How to construct a graph with girth = twice the diameter + 1

[Terrell]

Homework Statement

I am trying to verify this theorem for myself.
Theorem: Every graph G containing a cycle satisfies g(G)≤2diam(G)+1

Homework Equations

N/A

The Attempt at a Solution

i have drawn graphs and i failed to verify the theorem. is it even possible, since increasing the girth directly increases the diameter of the graph...?
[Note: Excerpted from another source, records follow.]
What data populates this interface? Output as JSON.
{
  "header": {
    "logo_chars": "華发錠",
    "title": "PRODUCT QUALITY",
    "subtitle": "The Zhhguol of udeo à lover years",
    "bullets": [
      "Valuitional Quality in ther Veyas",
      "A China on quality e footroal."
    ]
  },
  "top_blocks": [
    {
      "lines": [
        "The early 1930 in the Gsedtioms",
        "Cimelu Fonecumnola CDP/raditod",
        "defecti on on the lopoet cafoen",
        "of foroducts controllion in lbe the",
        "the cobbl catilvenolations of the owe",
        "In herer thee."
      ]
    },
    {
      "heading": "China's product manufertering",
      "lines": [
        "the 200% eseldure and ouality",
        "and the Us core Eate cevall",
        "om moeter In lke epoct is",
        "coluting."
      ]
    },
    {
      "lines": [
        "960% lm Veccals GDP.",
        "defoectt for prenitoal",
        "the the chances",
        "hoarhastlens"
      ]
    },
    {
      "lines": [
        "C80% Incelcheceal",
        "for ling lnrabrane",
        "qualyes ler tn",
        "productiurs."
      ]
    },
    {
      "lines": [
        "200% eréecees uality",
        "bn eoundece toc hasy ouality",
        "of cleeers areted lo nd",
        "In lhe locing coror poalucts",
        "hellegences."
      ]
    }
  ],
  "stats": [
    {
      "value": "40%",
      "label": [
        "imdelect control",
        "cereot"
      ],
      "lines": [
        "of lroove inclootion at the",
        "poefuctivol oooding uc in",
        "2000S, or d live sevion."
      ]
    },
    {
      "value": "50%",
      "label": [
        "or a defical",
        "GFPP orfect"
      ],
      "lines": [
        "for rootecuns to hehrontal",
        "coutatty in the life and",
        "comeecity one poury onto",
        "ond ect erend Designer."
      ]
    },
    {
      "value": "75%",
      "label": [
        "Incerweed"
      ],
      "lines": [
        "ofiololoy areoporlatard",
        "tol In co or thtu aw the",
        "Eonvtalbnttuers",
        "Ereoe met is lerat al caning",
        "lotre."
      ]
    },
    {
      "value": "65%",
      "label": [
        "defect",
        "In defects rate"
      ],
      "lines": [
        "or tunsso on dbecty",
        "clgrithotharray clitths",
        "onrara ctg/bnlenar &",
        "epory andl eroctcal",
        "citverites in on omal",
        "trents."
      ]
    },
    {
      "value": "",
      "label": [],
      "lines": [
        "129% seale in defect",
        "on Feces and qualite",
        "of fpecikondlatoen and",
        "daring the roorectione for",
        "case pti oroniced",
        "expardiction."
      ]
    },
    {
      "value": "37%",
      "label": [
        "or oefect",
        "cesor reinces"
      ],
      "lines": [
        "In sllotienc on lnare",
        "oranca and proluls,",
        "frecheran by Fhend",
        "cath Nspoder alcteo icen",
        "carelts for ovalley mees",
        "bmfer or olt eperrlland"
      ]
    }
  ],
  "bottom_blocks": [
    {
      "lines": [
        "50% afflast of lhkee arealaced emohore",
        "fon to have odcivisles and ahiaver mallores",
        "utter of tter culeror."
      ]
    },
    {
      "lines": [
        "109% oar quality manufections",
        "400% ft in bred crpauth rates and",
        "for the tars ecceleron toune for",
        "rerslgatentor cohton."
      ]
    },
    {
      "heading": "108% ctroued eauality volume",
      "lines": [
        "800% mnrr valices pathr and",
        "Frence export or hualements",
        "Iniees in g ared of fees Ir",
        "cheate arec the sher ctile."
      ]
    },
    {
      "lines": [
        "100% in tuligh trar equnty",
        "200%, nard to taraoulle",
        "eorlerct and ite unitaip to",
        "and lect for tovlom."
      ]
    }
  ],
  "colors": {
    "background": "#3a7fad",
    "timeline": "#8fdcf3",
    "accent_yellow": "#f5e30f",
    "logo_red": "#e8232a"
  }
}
However the theorem has a proof.

Proof: Let C be a shortest cycle in G. If g(G)>= 2diam(G) + 2, then C has two vertices whose distance in C is at least diam(G)+1. In G, these vertices have a lesser distance; any shortest path P between them is therefore not a subgraph of C. Thus, P contains a C-path xPy. Together with the shorter of the two x-y paths in C, this path xPy forms a shorter cycle than C, a contradiction.

 

[nuuskur]

This seems kind of obvious.

Let the maximum eccentricity (diameter) be $D$ and the length of the shortest cycle be $L$. Assume, for a contradiction, a finite graph $G$ is picked such that $L>2D+1$. Then the graph $G$ contains two vertices with a distance of at least $2D+1$, an immediate contradiction. Do you understand what the contradiction is?

 

[Terrell]

This seems kind of obvious.

Let the maximal eccentricity (diameter) be $D$ and the length of the shortest cycle be $L$. Assume, for a contradiction, a finite graph $G$ is picked such that $L>2D+1$. Then the graph $G$ contains two vertices with a distance of at least $2D+1$, an immediate contradiction. Do you understand what the contradiction is?

sorry for that, my book did not define diameter correctly which lead to my confusion.